In terms of research, then, placebo acupuncture point stimulation in the extremity, whether it penetrates the skin or not (e.g., Park or Streitberger needles), is not physiologically inert if applied in the same dermatome, myotome, and/or mixed motor/sensory nerve innervation as the Classical acupuncture point studied.
Melzack et al. in 1977 stated that “acupuncture points are associated with an ancient conceptual but anatomically non-existent system of meridians which carry Yin (Spirits) and Yang (Blood).” 3 The anatomical evidence outlined in the current study contradicts that statement. The authors of the Nei Jing 2000 years ago were seemingly aware of the nervous system through their dissections, but had no need to describe a discrete peripheral nervous system given that acupuncture Principal meridians are the expression of the peripheral nervous system and their accompanying vasculature in the extremities.

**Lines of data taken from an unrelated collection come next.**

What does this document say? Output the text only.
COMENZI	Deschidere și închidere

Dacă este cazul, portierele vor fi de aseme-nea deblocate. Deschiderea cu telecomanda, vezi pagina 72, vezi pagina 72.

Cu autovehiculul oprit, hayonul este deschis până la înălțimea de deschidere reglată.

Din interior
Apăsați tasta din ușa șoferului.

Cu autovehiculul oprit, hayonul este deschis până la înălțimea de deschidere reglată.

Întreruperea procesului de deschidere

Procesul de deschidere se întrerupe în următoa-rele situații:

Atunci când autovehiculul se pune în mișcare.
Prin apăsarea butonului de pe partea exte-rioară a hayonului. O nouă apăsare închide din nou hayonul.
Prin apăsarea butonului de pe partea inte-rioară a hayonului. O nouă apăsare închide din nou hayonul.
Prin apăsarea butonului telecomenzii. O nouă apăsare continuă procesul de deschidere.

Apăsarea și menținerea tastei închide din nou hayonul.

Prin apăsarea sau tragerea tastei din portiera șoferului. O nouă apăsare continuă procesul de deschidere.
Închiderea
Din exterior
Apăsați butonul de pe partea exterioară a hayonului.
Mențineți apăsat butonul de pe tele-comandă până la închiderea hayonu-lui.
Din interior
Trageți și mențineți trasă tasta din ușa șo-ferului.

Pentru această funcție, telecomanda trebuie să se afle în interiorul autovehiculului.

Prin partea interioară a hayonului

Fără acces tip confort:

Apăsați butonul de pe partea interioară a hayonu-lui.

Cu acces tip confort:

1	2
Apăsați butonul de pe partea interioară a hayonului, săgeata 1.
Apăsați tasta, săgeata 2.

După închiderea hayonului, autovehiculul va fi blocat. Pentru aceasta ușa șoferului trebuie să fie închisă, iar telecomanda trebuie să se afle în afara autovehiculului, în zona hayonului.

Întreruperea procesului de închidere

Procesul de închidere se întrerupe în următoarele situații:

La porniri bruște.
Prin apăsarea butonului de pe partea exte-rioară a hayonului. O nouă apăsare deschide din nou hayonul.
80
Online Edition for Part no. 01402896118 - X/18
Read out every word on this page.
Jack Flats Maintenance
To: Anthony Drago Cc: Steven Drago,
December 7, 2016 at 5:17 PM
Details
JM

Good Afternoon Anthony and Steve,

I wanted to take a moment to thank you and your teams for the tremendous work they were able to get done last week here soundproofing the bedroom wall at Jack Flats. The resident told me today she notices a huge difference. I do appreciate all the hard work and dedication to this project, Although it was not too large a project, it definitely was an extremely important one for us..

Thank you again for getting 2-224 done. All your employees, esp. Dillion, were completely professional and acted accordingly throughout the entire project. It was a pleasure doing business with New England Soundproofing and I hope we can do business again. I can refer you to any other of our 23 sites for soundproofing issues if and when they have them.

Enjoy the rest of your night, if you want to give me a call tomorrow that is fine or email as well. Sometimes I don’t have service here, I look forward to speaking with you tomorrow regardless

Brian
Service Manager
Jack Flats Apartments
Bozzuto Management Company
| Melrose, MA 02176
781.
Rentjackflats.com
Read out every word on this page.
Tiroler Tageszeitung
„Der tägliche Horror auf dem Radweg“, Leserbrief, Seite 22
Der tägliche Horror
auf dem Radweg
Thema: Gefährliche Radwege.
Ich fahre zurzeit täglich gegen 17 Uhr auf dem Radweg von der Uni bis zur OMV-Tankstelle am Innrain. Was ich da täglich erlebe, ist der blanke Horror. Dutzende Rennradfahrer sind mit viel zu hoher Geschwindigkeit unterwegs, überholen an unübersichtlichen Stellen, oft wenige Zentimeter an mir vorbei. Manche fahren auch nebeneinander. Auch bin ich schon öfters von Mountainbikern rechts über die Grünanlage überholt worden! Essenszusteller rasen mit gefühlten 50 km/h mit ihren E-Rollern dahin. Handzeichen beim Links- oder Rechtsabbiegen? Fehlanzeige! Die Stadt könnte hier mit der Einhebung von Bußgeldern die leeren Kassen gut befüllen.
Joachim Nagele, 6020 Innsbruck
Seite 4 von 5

The Dutch physician Willem ten Rhijne, who observed acupuncture practice in Japan in the 1670s, was critiqued by Baldry 26 for reporting repeatedly that Chinese and Japanese acupuncturists used the terms artery, vein, and nerve interchangeably when describing the target of an acupuncture needle. The results of the present neuroembryologic and anatomical analysis of acupuncture meridians in the extremities (in conjunction with physiologic data) supports strongly that the acupuncture needle target appears to be the neurovascular bundles that course through the myofascial layers of the body and penetrate its fascia. Thus, ten Rhijne's descriptions actually would then be accurate descriptions of proper acupuncture technique. Indeed, in concordance of the results of the present analysis, in the mid-1700s the famous Dutch physician Gerhard van Swieten stated that “the acupuncture of the Japanese and the cautery of various parts of the body with moxa seems to stimulate the nerves and thereby to alleviate pain and cramps in quite different parts of the body in a most wonderful way.” 26 Thus, the TCM description that Qi (energy) and Blood circulate in the acupuncture meridians (i.e., neurovascular bundles) appears to reflect anatomical reality.
Conclusions
The acupuncture Principal meridians (and hence their Classical acupuncture points) in the extremities have strong anatomical correlations to the neurovascular bundles of the arms, which embryologic analysis demonstrates appears to derive from the linear development of the limbs and their dermatomes, myotomes, and nerves. This suggests that the Principal meridians and their Classical acupoints' functions derive from neural stimulation. This has implications for acupuncture techniques and research, especially when choosing points for placebo interventions.
Footnotes
Author Disclosure Statement
No competing financial interests exist.